Imaginez que l’utilisateur puisse simplement écrire dans un e-mail : « Transférer 50 ETH à Alice », sans passer par une interface complexe. Le système détecterait automatiquement cette intention et aiderait à finaliser la transaction. C’est comme taper une requête dans Google sans se soucier des détails techniques en arrière-plan. Ce modèle peut être étendu à de nombreuses applications, permettant aux utilisateurs d’interagir avec la blockchain facilement, presque n’importe où.
Paiement des frais de gaz
Le paiement des frais de gaz reste un défi dans les transactions blockchain. Traditionnellement, l’utilisateur doit disposer d’assez d’ETH dans son portefeuille avant d’effectuer une transaction. Cela implique souvent un passage par une bourse pour acheter des ETH avec de la monnaie fiduciaire, ce qui ajoute une étape fastidieuse.
Mais dans le cadre des comptes abstraits, cette difficulté est fortement atténuée. Grâce au rôle du Paymaster, les utilisateurs ne sont plus obligés de payer les frais en ETH, ce qui abaisse significativement la barrière d’entrée. En outre, les contrats peuvent être hautement personnalisables, ce qui permet de concevoir des règles spécifiques pour le prélèvement et le paiement des frais.

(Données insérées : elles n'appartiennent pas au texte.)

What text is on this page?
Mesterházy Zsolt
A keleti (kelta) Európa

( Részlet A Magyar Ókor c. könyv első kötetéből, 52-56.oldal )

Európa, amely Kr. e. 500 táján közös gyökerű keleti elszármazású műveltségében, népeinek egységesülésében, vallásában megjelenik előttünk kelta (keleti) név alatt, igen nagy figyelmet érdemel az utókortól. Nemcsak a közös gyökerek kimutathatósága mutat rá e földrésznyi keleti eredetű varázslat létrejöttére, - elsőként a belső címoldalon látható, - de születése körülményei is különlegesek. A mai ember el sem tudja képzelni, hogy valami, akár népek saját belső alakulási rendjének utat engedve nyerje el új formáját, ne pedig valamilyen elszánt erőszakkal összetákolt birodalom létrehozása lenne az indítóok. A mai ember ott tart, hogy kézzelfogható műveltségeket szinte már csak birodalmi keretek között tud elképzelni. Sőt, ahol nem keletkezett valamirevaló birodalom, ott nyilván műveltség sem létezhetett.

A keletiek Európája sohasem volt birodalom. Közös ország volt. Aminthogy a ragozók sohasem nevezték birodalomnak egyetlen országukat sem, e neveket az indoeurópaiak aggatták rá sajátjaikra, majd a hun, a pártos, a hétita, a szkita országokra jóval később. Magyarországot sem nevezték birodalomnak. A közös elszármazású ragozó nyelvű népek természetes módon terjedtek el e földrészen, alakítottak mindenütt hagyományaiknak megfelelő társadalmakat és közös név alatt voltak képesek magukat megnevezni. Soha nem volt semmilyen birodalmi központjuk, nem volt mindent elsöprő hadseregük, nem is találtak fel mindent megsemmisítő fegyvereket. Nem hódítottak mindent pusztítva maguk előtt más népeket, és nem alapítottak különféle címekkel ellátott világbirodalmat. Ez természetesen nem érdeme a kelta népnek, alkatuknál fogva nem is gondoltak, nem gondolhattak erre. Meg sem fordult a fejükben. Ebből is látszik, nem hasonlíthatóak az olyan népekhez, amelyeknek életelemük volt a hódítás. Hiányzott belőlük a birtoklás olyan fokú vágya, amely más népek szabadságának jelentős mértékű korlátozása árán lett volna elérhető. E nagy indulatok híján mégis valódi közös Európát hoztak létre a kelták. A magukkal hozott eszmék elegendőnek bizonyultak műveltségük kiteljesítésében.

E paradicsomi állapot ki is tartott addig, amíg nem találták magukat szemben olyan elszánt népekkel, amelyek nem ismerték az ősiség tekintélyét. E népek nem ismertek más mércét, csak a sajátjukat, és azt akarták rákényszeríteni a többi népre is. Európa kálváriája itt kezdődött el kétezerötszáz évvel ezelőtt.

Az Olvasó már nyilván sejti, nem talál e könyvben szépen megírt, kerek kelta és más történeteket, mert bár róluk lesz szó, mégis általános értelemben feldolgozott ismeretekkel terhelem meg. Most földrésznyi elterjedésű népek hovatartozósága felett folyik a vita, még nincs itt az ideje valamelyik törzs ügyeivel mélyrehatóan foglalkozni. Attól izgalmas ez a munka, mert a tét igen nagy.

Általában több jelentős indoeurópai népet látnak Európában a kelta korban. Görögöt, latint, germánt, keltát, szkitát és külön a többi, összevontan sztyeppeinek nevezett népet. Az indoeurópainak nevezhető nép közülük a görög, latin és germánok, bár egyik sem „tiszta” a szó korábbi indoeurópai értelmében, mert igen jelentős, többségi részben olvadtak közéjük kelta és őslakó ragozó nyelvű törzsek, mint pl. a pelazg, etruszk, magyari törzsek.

Ce nouveau modèle permet des transactions simples et transparentes, améliorant considérablement l’expérience utilisateur.
Récupération de compte

La récupération de compte est un autre enjeu central. Traditionnellement, on dépendait principalement de la phrase de récupération (mnémonique). Dans un compte abstrait, même si le signataire change, la continuité du compte est préservée. Cela offre plusieurs méthodes de récupération : signatures multiples (Multi-Sign), authentification biométrique, ou encore des solutions hors chaîne comme MPC. Cela renforce grandement la confiance des utilisateurs, sachant qu’ils disposent de plusieurs options en cas de problème.
Étant donné que le compte abstrait repose sur un contrat, cela signifie que nous pouvons concevoir des contrats modulaires auxquels ajouter différents plugins et fonctionnalités. L’évolution des profils utilisateurs reflète la diversité des besoins : un débutant cherche un portefeuille simple, tandis qu’un utilisateur expérimenté peut vouloir accéder à des fonctions avancées comme la gestion DeFi ou des fonctionnalités de sécurité renforcée.
Pour répondre à ces besoins variés, nous pouvons concevoir des contrats dotés de modules spécifiques. Les comptes abstraits nous permettent ainsi d’offrir aux utilisateurs des services plus flexibles et adaptés.
En résumé, l’un des grands avantages du compte abstrait est de permettre une modularité fonctionnelle et contractuelle, favorisant différenciation et personnalisation. Toutefois, le coût élevé d’exécution des contrats reste un défi majeur. Nous devons donc impérativement poursuivre le développement des solutions de mise à l’échelle afin de réduire les coûts. J’anticipe que les futurs portefeuilles s’appuieront de plus en plus sur les technologies Layer2, notamment pour l’implémentation et l’exécution des comptes abstraits.